Protokoll der Sitzung vom 12.05.2004

Oder wenn Sie sich - was ich empfehle - den Dokumentarfilm „Die Kinder sind tot!“, der gerade jetzt veröffentlicht worden ist, über das Martyrium der zwei kleinen Kinder in Frankfurt anschauen, dann werden Sie sehen: Das Jugendamt konnte gar nicht einschreiten, weil das Netzwerk der Menschen ringsherum nicht intakt war, weil niemand diese Entwicklung dort früh genug dem Jugendamt gegenüber zur Anzeige gebracht hat.

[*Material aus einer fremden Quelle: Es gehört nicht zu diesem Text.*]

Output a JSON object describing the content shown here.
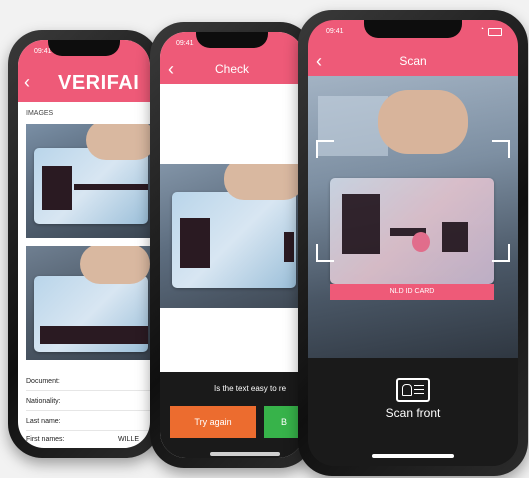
{
  "phone1": {
    "status_time": "09:41",
    "brand": "VERIFAI",
    "section_label": "IMAGES",
    "fields": [
      {
        "label": "Document:",
        "value": ""
      },
      {
        "label": "Nationality:",
        "value": ""
      },
      {
        "label": "Last name:",
        "value": ""
      },
      {
        "label": "First names:",
        "value": "WILLE"
      }
    ]
  },
  "phone2": {
    "status_time": "09:41",
    "title": "Check",
    "question": "Is the text easy to re",
    "try_again_label": "Try again",
    "confirm_label": "B",
    "colors": {
      "try_again": "#ec6c2f",
      "confirm": "#37b34a"
    }
  },
  "phone3": {
    "status_time": "09:41",
    "title": "Scan",
    "card_type_label": "NLD ID CARD",
    "instruction": "Scan front",
    "icon": "id-card-icon"
  },
  "colors": {
    "brand_pink": "#ee5a78",
    "dark": "#1a1a1a"
  }
}
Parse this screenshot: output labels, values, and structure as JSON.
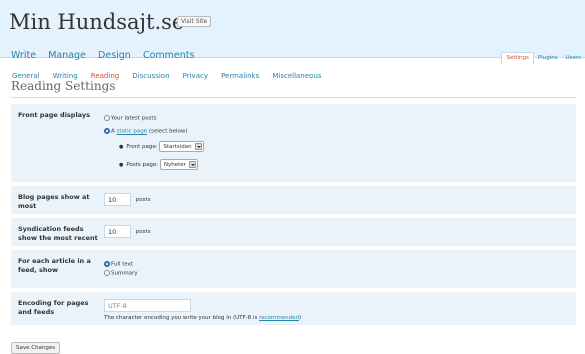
{
  "header": {
    "site_title": "Min Hundsajt.se",
    "visit_site": "Visit Site",
    "main_menu": [
      "Write",
      "Manage",
      "Design",
      "Comments"
    ],
    "right_menu": [
      "Settings",
      "Plugins",
      "Users"
    ]
  },
  "submenu": [
    "General",
    "Writing",
    "Reading",
    "Discussion",
    "Privacy",
    "Permalinks",
    "Miscellaneous"
  ],
  "page_title": "Reading Settings",
  "front_page": {
    "label": "Front page displays",
    "option_latest": "Your latest posts",
    "option_static_prefix": "A ",
    "option_static_link": "static page",
    "option_static_suffix": " (select below)",
    "front_page_label": "Front page:",
    "front_page_value": "Startsidan",
    "posts_page_label": "Posts page:",
    "posts_page_value": "Nyheter"
  },
  "blog_pages": {
    "label": "Blog pages show at most",
    "value": "10",
    "unit": "posts"
  },
  "syndication": {
    "label": "Syndication feeds show the most recent",
    "value": "10",
    "unit": "posts"
  },
  "feed_article": {
    "label": "For each article in a feed, show",
    "option_full": "Full text",
    "option_summary": "Summary"
  },
  "encoding": {
    "label": "Encoding for pages and feeds",
    "value": "UTF-8",
    "help_prefix": "The character encoding you write your blog in (UTF-8 is ",
    "help_link": "recommended",
    "help_suffix": ")"
  },
  "save_button": "Save Changes",
  "colors": {
    "header_bg": "#e4f2fd",
    "link": "#2583ad",
    "current": "#d54e21",
    "row_bg": "#eaf3fa"
  }
}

Lassen Sie mich in aller Deutlichkeit darauf hinweisen, dass die Mitarbeiter der Jugendämter im Land Brandenburg ihren schwierigen Dienst ganz überwiegend kompetent und qualifiziert versehen. Kollege Schönbohm und ich sind uns völlig einig: Jugendschutz und Kinderschutz ist zu allererst kommunale Aufgabe. Wir haben gestern eine von vielen Menschen besuchte Veranstaltung durchgeführt - einige Landtagsabgeordnete waren auch dort, denen ich für ihren Besuch dankbar bin -, auf der wir gemeinsam nach Mitteln und Wegen gesucht haben, wie wir auf der Basis des neuen Kinder- und Jugendschutzgesetzes von 2003 Kinder- und Jugendschutz im Land Brandenburg besser organisieren können. Das kann nicht dadurch geschehen, indem wir neue Gesetze verabschieden, noch mehr Staat organisieren, sondern indem wir diejenigen, die vor Ort mit hoher Kompetenz schon jetzt tätig sind, unterstützen.

Aber ich habe auch den Aufschrei von uns bzw. in den Medien vermisst, als vor einigen Tagen in der Presse das Jugendamt in Beeskow dafür kritisiert worden ist, dass es einer Mutter, die sich kurz nach der Entbindung ihres Kindes als nicht fähig erwiesen hat, dieses Kind zu betreuen, die Erziehungsrechte abgesprochen hat. Da gab es eine Kampagne gegen diese Entscheidung des Jugendamtes und zum Schluss blieb die Entscheidung des Jugendamtes, weil sie alternativlos war.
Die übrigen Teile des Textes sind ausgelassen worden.